Can Long-term Contraceptives for Teens work in New Zealand? It’s Successful in Colorado

A new research has revealed that long-term contraceptive measures are much more effective than other forms in preventing accidental pregnancies – such as pills – mostly because they do not require day to day supplementation. Results showed a decline in births for unmarried women under 25 who had not finished high school – another group vulnerable to unplanned pregnancies.

The change in numbers was particularly prominent in the poorest areas, such as Walsenburg in southern Colorado, where there is a scarcity of jobs and a high number of unplanned pregnancies. “If we want to reduce poverty, one of the simplest, fastest and cheapest things we could do would be to make sure that as few people as possible become parents before they actually want to,” Brookings Institution economist Isabel Sawhill told the New York Times

She has argued that single parenthood is a principal driver of inequality.

Susan Thompson Buffett Foundation funded the Colorado’s programme. The state failed to get public funding this year, which may slow the programme’s progress, but family planning advisers are optimistic it would not stop it.
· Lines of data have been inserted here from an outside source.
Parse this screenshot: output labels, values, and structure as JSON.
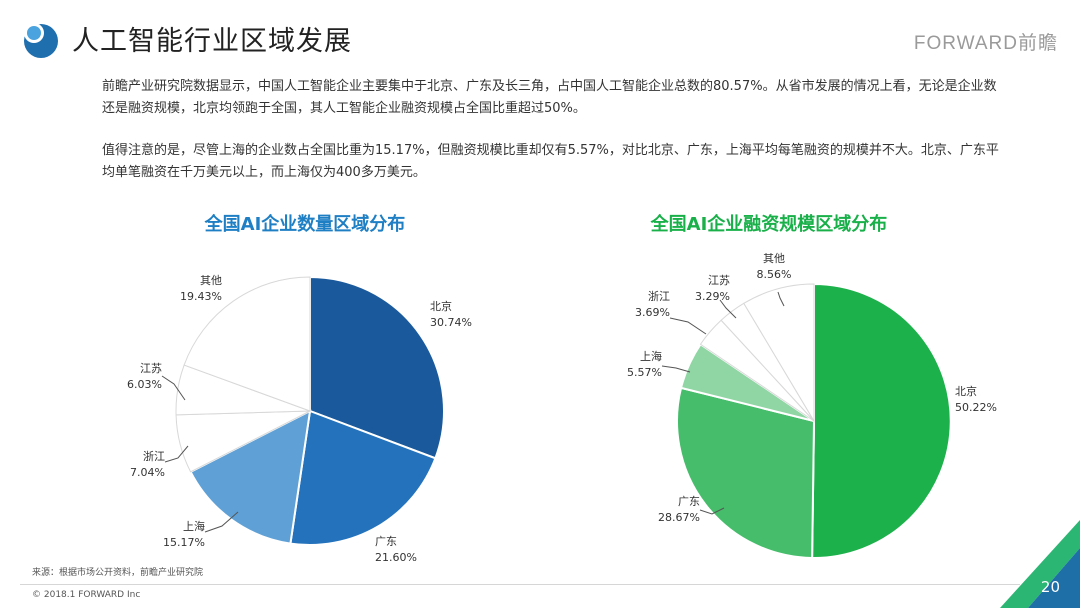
{
  "header": {
    "title": "人工智能行业区域发展",
    "brand": "FORWARD前瞻"
  },
  "body_text": {
    "p1": "前瞻产业研究院数据显示，中国人工智能企业主要集中于北京、广东及长三角，占中国人工智能企业总数的80.57%。从省市发展的情况上看，无论是企业数还是融资规模，北京均领跑于全国，其人工智能企业融资规模占全国比重超过50%。",
    "p2": "值得注意的是，尽管上海的企业数占全国比重为15.17%，但融资规模比重却仅有5.57%，对比北京、广东，上海平均每笔融资的规模并不大。北京、广东平均单笔融资在千万美元以上，而上海仅为400多万美元。"
  },
  "footer": {
    "source": "来源：根据市场公开资料，前瞻产业研究院",
    "copyright": "© 2018.1 FORWARD Inc",
    "page": "20"
  },
  "colors": {
    "accent_blue": "#1f7fc4",
    "accent_green": "#19b04a",
    "corner_dark": "#1e6fa8",
    "corner_green": "#2bb673"
  },
  "chart_data": [
    {
      "type": "pie",
      "title": "全国AI企业数量区域分布",
      "slices": [
        {
          "label": "北京",
          "value": 30.74,
          "display": "30.74%",
          "color": "#1a5a9c"
        },
        {
          "label": "广东",
          "value": 21.6,
          "display": "21.60%",
          "color": "#2372bb"
        },
        {
          "label": "上海",
          "value": 15.17,
          "display": "15.17%",
          "color": "#5fa1d6"
        },
        {
          "label": "浙江",
          "value": 7.04,
          "display": "7.04%",
          "color": "#ffffff"
        },
        {
          "label": "江苏",
          "value": 6.03,
          "display": "6.03%",
          "color": "#ffffff"
        },
        {
          "label": "其他",
          "value": 19.43,
          "display": "19.43%",
          "color": "#ffffff"
        }
      ]
    },
    {
      "type": "pie",
      "title": "全国AI企业融资规模区域分布",
      "slices": [
        {
          "label": "北京",
          "value": 50.22,
          "display": "50.22%",
          "color": "#1db14b"
        },
        {
          "label": "广东",
          "value": 28.67,
          "display": "28.67%",
          "color": "#45bd6a"
        },
        {
          "label": "上海",
          "value": 5.57,
          "display": "5.57%",
          "color": "#8fd6a4"
        },
        {
          "label": "浙江",
          "value": 3.69,
          "display": "3.69%",
          "color": "#ffffff"
        },
        {
          "label": "江苏",
          "value": 3.29,
          "display": "3.29%",
          "color": "#ffffff"
        },
        {
          "label": "其他",
          "value": 8.56,
          "display": "8.56%",
          "color": "#ffffff"
        }
      ]
    }
  ]
}
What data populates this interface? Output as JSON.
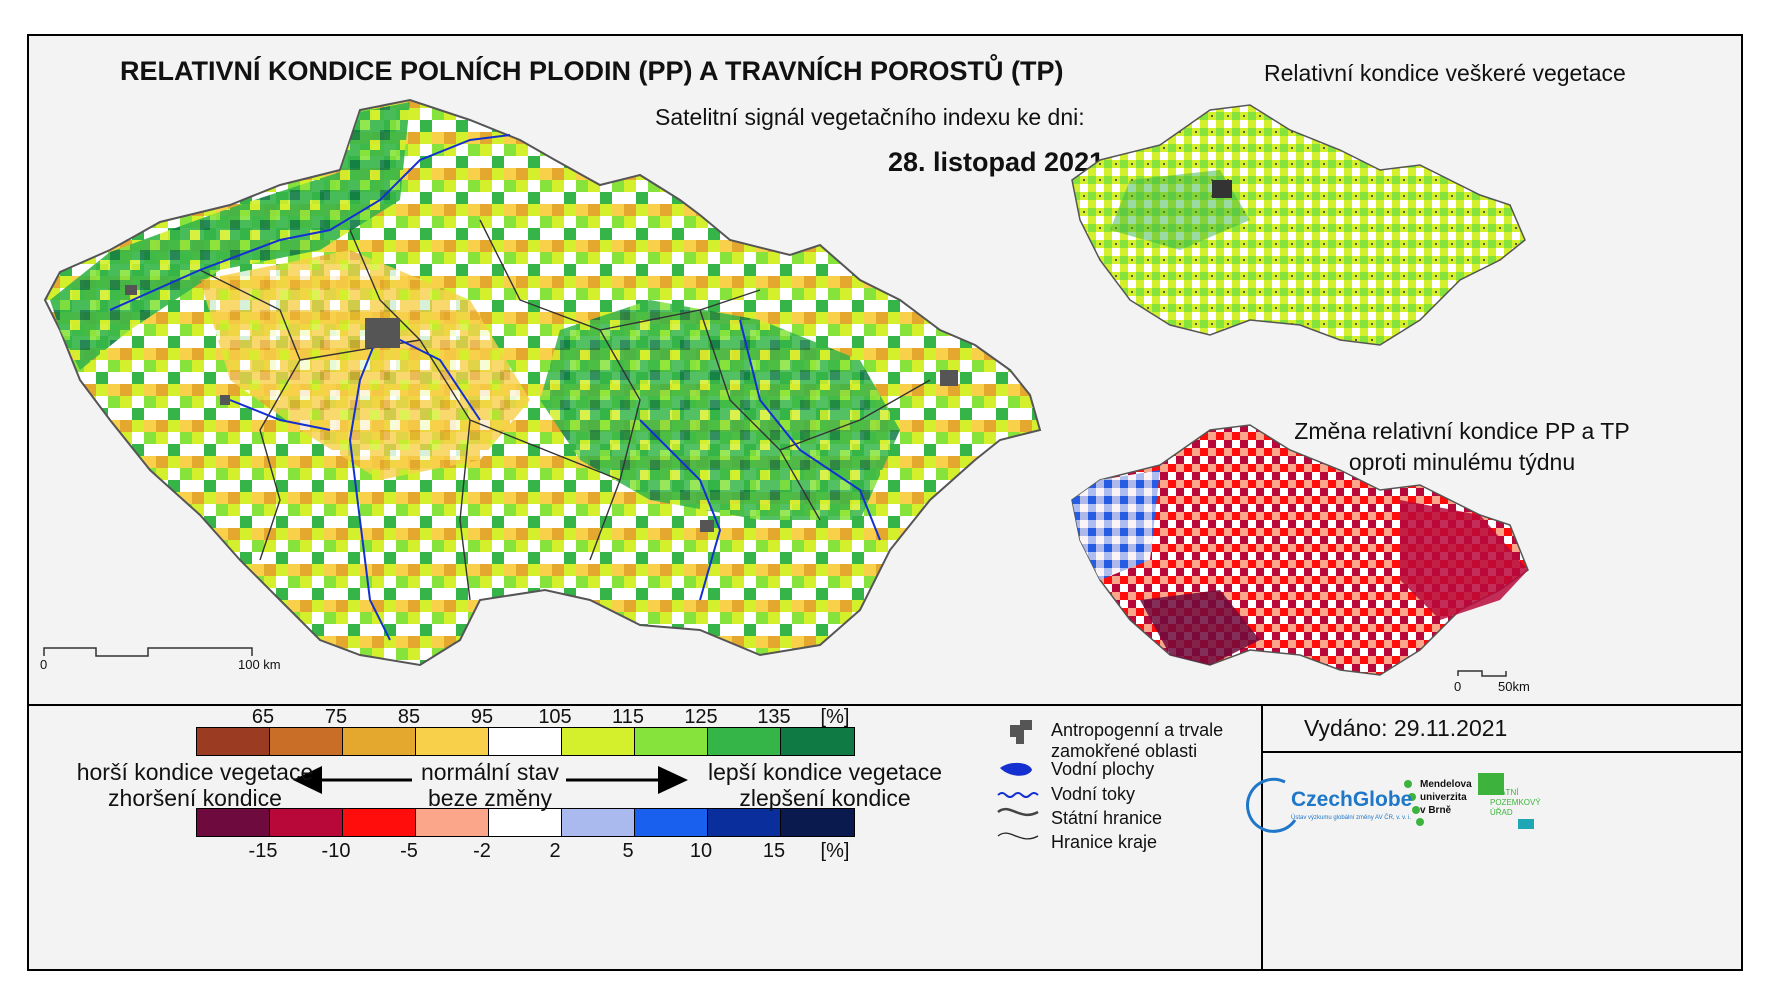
{
  "header": {
    "title": "RELATIVNÍ KONDICE POLNÍCH PLODIN (PP) A TRAVNÍCH POROSTŮ (TP)",
    "subtitle": "Satelitní signál vegetačního indexu ke dni:",
    "date": "28. listopad 2021"
  },
  "inset_top": {
    "title": "Relativní kondice veškeré vegetace"
  },
  "inset_bottom": {
    "title_line1": "Změna relativní kondice PP a TP",
    "title_line2": "oproti minulému týdnu"
  },
  "scalebar_main": {
    "start": "0",
    "end": "100 km"
  },
  "scalebar_inset": {
    "start": "0",
    "end": "50km"
  },
  "legend_condition": {
    "ticks": [
      "65",
      "75",
      "85",
      "95",
      "105",
      "115",
      "125",
      "135"
    ],
    "unit": "[%]",
    "colors": [
      "#9a3b22",
      "#c86e27",
      "#e5a82e",
      "#f8d04a",
      "#ffffff",
      "#d4ef2b",
      "#86e33c",
      "#35b548",
      "#0f7a44"
    ]
  },
  "legend_change": {
    "ticks": [
      "-15",
      "-10",
      "-5",
      "-2",
      "2",
      "5",
      "10",
      "15"
    ],
    "unit": "[%]",
    "colors": [
      "#6e0a3d",
      "#b8083a",
      "#ff0d0d",
      "#fba58a",
      "#ffffff",
      "#aab9ee",
      "#1a60ee",
      "#0a2e9b",
      "#0b1a4e"
    ]
  },
  "arrows": {
    "left_line1": "horší kondice vegetace",
    "left_line2": "zhoršení kondice",
    "center_line1": "normální stav",
    "center_line2": "beze změny",
    "right_line1": "lepší kondice vegetace",
    "right_line2": "zlepšení kondice"
  },
  "map_legend": {
    "urban": "Antropogenní a trvale zamokřené oblasti",
    "water_bodies": "Vodní plochy",
    "rivers": "Vodní toky",
    "state_border": "Státní hranice",
    "region_border": "Hranice kraje"
  },
  "issued": "Vydáno: 29.11.2021",
  "logos": {
    "czechglobe": "CzechGlobe",
    "czechglobe_sub": "Ústav výzkumu globální změny AV ČR, v. v. i.",
    "mendel_1": "Mendelova",
    "mendel_2": "univerzita",
    "mendel_3": "v Brně",
    "spu_1": "STÁTNÍ",
    "spu_2": "POZEMKOVÝ",
    "spu_3": "ÚŘAD"
  }
}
In New Zealand, academics at the University of Otago have suggested that New Zealand needs a free, long-acting contraceptive programme in an article published in the British Journal of Obstetrics and Gynaecology. In the developed world, New Zealand has the second-highest teen pregnancy rate after the United States,, according to a report by the Social Policy Evaluation and Research Unit.

According to Teara, rates of births to younger women were lowest in Switzerland, Japan, the Netherlands, Sweden and Denmark. These countries all had rates of six per 1,000 or less, despite reported youthful sexual experience in Scandinavian countries. While the rate of teenage pregnancy is high in New Zealand relative to other OECD countries, the percentage of all births that are to women under 20 years old has seen a dramatic drop since the 1970s.